Indeed, on Tisha B’Av, which fell on August 13, over 3,000 Jews visited the Mount in a single day.
So when National Security Minister Itamar Ben-Gvir announced last week that the status quo had changed, he was not saying anything new. It was merely a public acknowledgment of the reality on the ground, which has been shifting for many years.
And that is what makes the fallout from Ben-Gvir’s statement so absurd. The US State Department, UN officials, and European leaders rushed to denounce what they described as Israel’s “unilateral steps” to undermine the status quo.
But these steps are not at all unilateral, and thanks to the Palestinians, the status quo was emptied of meaning long ago.
For the media and world leaders to berate Israel for violating the status quo after they have studiously ignored the Palestinians’ unilateral behavior for decades is breathtakingly hypocritical.
Furthermore, it is so obvious that it shouldn’t need to be said, but apparently it does require repeating: Freedom of religion applies to everyone, including Jews.

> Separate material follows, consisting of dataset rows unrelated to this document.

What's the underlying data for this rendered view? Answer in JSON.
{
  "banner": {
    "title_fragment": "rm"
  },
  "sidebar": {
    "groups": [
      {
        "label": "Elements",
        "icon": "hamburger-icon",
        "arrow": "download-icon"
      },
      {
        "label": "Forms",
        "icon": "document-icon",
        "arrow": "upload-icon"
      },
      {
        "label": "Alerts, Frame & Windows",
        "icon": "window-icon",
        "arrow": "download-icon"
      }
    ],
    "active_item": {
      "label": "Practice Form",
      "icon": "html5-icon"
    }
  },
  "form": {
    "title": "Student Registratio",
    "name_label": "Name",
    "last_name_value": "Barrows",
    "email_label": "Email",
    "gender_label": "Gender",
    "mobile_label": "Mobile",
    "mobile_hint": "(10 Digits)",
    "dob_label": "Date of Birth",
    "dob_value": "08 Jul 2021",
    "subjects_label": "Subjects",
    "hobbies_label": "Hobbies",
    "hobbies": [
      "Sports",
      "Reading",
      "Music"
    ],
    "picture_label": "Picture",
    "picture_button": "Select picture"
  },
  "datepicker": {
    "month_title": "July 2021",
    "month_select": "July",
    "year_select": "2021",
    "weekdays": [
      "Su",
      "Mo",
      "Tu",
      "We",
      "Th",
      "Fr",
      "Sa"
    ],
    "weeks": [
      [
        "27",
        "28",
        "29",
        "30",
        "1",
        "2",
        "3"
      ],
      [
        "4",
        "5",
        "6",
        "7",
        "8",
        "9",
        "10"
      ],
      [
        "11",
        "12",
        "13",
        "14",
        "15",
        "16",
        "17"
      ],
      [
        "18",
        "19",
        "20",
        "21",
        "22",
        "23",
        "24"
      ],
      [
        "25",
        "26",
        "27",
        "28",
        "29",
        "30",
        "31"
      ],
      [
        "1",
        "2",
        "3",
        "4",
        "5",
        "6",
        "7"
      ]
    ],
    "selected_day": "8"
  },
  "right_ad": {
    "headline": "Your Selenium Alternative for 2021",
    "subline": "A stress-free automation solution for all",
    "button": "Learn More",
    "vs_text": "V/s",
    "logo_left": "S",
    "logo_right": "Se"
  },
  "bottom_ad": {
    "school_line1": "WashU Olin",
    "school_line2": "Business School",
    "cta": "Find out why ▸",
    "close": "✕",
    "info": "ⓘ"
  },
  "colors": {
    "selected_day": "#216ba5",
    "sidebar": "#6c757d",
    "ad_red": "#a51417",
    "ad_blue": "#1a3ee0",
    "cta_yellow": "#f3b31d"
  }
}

And especially on the Temple Mount, our holiest site.
So let’s stop perpetuating the myth of the status quo, which is now just another tool that is used to bash Israel, and start recognizing reality for what it is.
Jews have every right to freedom of worship on the Temple Mount – and no amount of deceit or dissembling can or will prevent them from doing so.
The writer served as deputy communications director under Prime Minister Benjamin Netanyahu.